Leadership burnout begets employee burnout
How often do you or other leaders in your company send out emails late into the evenings and over weekends? To what extent do leaders at your company expect people to respond to emails and join conference calls even when they’re on vacation? How many of your leaders role-model a balanced life and actively support others in taking care of themselves?
Not long ago, we were approached by the CEO of a large bank, who asked us to help his leadership team better manage the intense demand they’re facing. We began to negotiate a contract with members of his HR team, but with the first session a week out, the deal was still not finalized.
We emailed the CEO late one afternoon, and by the next morning, we had the signed contract. Later, we learned that the CEO had read our email at 9 pm that day. He immediately called his head of HR to gather the required stakeholders so they could work on the contract – starting at 10pm. The irony was not lost on us. Several executives at the company worked late into the night to complete an agreement for a program intended to help people work in more sustainable ways.
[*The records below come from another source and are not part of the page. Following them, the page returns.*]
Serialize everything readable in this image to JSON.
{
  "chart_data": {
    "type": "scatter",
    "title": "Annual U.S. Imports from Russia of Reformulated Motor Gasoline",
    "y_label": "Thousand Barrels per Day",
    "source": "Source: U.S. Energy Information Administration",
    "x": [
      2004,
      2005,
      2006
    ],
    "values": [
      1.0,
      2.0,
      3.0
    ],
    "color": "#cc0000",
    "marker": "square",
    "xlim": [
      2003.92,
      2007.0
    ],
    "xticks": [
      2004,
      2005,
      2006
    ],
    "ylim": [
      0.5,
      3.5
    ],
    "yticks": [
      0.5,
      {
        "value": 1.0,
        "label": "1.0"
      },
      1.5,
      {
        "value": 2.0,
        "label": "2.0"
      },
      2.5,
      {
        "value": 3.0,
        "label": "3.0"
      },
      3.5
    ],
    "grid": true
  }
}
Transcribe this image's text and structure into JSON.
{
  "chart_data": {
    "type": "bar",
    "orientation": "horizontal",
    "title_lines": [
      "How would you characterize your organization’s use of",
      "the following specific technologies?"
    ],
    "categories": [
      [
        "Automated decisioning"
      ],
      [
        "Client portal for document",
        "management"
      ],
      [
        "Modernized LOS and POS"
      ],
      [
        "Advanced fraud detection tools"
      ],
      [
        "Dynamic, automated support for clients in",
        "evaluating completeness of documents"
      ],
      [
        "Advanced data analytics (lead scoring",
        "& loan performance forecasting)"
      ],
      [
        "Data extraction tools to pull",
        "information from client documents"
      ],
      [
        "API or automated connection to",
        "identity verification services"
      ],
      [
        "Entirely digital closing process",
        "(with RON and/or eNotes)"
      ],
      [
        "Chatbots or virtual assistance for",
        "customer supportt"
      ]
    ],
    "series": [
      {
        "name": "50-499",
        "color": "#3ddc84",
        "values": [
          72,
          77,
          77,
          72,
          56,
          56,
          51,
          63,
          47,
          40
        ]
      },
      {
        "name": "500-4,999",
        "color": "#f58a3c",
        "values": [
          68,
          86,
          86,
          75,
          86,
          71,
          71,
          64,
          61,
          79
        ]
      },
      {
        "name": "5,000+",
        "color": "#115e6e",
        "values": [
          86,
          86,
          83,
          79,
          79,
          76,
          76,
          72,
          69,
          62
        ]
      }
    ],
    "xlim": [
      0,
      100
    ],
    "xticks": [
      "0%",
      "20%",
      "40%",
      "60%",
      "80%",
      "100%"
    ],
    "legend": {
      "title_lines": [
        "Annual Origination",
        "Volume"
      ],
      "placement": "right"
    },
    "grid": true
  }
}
Late-night work was simply standard practice. No one questioned it, even though they were all exhausted by the hours they were expected to put in.
What leaders say and do has a disproportionate impact on the behaviors that employees feel comfortable adopting. Even with the proliferation of nap rooms, yoga classes, and mindfulness courses, if leaders don’t sanction and model the use of these offerings, employees are loath to utilize them. The good news is that when leaders change their behavior, the benefits are clear.
In a study of 20,000 employees, we found that while only 25 per cent of respondents said their leaders modeled sustainable work practices, employees working for those leaders were 55 per cent more engaged, 77 per cent more satisfied at work, and 1.1 times more likely to stay at the company. They also reported more than twice the level of trust in their leader.
Leaders reward busyness and overwork over value creation
Our experience is that when people feel comfortable balancing periods of highly focused work – ideally no longer than 90 minutes at a stretch – with intermittent renewal, they actually get more done, in less time, at a higher level of quality, in a more sustainable way. Instead, most leaders continue to evaluate their employees in significant part by how many hours they work, rather than by the value they create. Employees absorb this expectation and end up believing that working long and continuous hours is not only what gets most rewarded, but also the best way to be productive. In fact, cultures of overwork create a “box ticker” mentality in which people value busyness over real productivity. Responding quickly to all requests and crossing items off to-do lists become false measures of success, at the expense of prioritizing the most important tasks and giving them the absorbed and undivided attention they require.
Well-being has become a buzzword in the corporate world – especially with the recent World Health Organization designation of “burnout” as a workplace hazard.